Chronique | Montana Rose - Childlike

Franck irle 19 décembre 2024

Écrire une chronique sur une artiste dont l'existence est empaquetée en quelques chansons, et dont les titres constituaient jusqu'ici un EP hypothétique, relève du mystère le plus intrigant. A l'écoute des quatre compositions de Montana Rose accessibles sur Bandcamp, on comprend l'intention de son auteure : la musique comme thérapie. Depuis Christchurch, au sud de la Nouvelle Zélande (une petite ville entourée de collines vertes et de montagnes) nous parvient une musique hors du temps, comme échappée d'un rêve.
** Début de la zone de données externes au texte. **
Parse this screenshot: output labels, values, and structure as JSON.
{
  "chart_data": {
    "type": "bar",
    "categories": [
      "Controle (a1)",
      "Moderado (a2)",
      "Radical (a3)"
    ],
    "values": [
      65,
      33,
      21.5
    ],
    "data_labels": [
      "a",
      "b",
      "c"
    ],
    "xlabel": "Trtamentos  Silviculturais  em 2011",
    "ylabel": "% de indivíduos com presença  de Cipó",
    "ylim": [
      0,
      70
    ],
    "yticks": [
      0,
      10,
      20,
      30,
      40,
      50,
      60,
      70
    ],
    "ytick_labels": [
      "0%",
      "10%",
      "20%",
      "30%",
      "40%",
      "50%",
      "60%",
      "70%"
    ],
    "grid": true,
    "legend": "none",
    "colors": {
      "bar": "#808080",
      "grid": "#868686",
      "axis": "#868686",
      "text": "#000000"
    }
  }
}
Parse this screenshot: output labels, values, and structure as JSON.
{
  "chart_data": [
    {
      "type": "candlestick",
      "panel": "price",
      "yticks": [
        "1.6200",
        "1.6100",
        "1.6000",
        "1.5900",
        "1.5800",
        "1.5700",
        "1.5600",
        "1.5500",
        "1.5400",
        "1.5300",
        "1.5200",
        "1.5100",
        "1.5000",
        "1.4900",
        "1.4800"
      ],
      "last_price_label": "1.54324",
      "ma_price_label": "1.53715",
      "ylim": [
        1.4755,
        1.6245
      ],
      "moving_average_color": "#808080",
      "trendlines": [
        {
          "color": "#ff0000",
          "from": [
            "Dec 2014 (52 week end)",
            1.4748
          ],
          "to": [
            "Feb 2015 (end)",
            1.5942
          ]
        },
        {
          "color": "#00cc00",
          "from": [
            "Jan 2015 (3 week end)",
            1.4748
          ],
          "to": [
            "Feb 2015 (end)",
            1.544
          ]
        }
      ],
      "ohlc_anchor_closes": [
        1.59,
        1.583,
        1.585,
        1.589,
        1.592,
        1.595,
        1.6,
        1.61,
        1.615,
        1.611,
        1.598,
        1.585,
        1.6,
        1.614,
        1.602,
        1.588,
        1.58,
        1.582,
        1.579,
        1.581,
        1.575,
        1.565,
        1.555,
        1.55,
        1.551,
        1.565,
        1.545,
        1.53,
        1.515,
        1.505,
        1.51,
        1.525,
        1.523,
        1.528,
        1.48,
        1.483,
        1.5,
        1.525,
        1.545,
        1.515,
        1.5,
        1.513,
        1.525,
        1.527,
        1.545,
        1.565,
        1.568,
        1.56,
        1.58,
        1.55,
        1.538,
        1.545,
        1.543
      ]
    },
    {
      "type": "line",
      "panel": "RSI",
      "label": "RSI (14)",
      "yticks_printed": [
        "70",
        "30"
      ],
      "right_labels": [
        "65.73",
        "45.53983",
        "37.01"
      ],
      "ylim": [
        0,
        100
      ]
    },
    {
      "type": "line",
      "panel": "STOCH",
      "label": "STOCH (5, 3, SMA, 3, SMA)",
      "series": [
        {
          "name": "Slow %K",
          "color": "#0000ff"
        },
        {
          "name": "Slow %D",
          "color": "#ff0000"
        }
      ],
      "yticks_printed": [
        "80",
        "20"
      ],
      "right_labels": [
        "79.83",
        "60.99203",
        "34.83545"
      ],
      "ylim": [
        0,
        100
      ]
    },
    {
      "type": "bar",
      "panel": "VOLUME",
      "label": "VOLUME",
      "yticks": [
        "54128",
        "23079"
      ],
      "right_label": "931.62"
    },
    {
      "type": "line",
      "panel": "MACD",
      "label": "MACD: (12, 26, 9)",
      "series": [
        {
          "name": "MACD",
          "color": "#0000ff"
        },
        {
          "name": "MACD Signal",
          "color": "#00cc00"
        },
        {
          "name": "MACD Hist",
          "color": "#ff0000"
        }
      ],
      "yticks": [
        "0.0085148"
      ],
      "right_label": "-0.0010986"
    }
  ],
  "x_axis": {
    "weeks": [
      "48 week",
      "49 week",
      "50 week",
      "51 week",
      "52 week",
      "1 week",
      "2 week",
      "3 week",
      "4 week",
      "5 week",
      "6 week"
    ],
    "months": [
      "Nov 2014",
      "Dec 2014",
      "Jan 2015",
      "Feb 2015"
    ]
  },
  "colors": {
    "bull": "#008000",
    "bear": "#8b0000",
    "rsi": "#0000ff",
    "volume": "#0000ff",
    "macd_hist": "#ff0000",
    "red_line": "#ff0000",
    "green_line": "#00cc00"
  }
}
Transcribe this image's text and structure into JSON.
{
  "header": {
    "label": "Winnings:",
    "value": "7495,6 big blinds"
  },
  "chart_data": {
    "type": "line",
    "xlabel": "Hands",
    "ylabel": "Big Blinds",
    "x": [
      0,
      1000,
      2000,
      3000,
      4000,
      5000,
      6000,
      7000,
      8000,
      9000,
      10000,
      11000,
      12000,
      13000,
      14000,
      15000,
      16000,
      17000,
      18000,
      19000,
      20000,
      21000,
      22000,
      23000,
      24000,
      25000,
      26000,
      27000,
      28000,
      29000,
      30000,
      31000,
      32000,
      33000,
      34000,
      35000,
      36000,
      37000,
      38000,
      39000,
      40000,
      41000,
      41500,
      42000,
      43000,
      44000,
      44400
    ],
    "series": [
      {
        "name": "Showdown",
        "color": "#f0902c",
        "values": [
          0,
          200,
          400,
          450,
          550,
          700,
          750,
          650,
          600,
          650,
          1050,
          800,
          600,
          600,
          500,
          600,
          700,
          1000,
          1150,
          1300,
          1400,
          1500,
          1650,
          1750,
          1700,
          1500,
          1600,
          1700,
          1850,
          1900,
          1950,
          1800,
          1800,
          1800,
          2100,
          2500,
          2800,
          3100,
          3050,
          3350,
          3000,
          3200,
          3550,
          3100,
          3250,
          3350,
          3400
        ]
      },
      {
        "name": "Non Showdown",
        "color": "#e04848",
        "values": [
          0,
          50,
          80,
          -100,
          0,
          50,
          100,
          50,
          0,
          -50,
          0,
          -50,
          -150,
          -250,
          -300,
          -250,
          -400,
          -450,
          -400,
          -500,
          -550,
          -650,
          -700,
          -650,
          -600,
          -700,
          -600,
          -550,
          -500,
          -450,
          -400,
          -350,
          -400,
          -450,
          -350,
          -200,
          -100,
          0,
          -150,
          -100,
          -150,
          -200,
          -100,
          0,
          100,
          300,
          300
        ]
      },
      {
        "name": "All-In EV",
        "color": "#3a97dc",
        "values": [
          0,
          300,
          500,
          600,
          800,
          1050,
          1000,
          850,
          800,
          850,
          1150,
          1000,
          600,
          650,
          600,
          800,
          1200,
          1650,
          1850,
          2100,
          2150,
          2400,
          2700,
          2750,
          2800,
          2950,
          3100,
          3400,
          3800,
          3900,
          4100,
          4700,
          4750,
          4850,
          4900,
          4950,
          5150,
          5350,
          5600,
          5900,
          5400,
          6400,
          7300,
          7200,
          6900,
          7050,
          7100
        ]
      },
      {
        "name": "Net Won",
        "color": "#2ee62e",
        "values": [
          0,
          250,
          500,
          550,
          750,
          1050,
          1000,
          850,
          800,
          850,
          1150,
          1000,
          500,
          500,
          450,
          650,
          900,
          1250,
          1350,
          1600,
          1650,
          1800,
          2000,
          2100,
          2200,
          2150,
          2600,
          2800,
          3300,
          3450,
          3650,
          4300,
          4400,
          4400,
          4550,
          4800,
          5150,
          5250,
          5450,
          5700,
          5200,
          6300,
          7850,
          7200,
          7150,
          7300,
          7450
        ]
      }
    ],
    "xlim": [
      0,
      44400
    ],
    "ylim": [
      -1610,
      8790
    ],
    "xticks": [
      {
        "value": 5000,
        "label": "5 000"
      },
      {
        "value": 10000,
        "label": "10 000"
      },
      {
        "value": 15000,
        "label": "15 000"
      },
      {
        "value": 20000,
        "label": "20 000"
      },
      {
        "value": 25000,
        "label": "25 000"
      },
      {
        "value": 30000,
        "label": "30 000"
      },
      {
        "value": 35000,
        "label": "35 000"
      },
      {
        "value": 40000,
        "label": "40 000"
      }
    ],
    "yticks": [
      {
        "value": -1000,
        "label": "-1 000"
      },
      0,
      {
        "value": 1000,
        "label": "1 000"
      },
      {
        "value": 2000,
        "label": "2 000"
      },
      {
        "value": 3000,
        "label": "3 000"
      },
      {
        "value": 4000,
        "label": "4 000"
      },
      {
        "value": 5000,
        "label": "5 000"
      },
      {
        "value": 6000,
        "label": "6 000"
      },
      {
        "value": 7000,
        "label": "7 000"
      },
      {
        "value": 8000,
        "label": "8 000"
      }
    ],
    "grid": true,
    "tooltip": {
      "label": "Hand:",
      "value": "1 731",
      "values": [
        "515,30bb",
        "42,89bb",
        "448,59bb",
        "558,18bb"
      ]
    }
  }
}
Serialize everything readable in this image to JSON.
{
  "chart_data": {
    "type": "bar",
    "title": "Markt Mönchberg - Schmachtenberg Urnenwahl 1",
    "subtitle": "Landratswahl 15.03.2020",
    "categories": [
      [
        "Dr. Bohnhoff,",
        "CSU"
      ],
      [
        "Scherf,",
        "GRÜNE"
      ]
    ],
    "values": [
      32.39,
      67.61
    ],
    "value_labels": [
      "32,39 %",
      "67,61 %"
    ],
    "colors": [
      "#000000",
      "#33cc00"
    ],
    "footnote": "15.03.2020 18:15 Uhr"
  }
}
Reprenons les choses depuis le début, avec la parution de Candy le 3 Mars 2024. Le support de la voix est une guitare frêle, dont les accords sont égrenés par Ethan McIntyre, probablement un proche de Montana Rose. La composition est de facture folk, enregistrée sur le vif, l'affect est déjà très présent. Aux douleurs du cœur et de l'âme, les mots cicatrisent les blessures, mais ce n'est pas suffisant. Ces quelques confiseries ont la saveur du spleen, souvenirs d'enfance, visions fugitives dans laquelle on aime se blottir. 

C'est à travers le piano que Montana Rose exprime tout ce qu'elle ressent et transmet de la manière la plus touchante qui soit, sa perception du monde. A la manière d'une Lingua Ignota ou de Emily Jane White, jamais la solitude n'a été si belle, dans Heaven Weeps, ses arpèges cristallines, glacées et flamboyantes, nous font part de la tristesse des cieux à l'égard de ce bas monde.

Le principe fonctionnel de l'art constitue l'ambition personnelle dont les notions peuvent ostensiblement n'être applaudies que par une petite foule, cette discrétion n'en est pas moins assumée, de son prénom Montana, le lien universel établi avec la nature, transmis depuis le germe jusqu'à l'éclosion, incarne cette matière organique. C'est avec I Know You're not Doing Well que la confidence prend tout son sens, le texte vient relayer l'image qui se dévoile progressivement, les paroles ne sont pas uniquement une mise en garde, mais une préconisation, une introspection. C'est ce magnétisme froid et lumineux, cette aura nimbée d'une lumière infime qui déploie ses facettes comme les vitraux d'un édifice sacré. C'est une transition de l'enfance vers une prise de conscience aigüe. Le monde est contenu dans chaque syllabe, les mots se réconcilient d’eux-mêmes, propulsés par la fulgurance poétique de Childlike, une prosodie innée, héritée d'une conscience qui n'est plus une succession d'évènements linéaires mais un flux continu de fièvres, de visions. Une vocation dont la douceur ne néglige pas l'intensité. Dans ce processus constitutif, l'affirmation n'est jamais centrale mais plutôt une interrogation constante, dans Small tout se concentre en un point central, d'une chambre aux échos extérieurs, l'onde se propage, les parties de piano répétitives s'embellissent à mesure que la voix de Montana se pare d'une réverbération totalement maitrisée. Je vous exhorte à écouter avec attention cette musique intuitive capable de déclencher toutes sortes d'images. On y revient comme un plaisir qui doit se prolonger, le temps d'absorber chaque mesure, il est indéniable que Montana Rose dispose d'une personnalité musicale et d'un talent incontestable, loin du formalisme ambiant.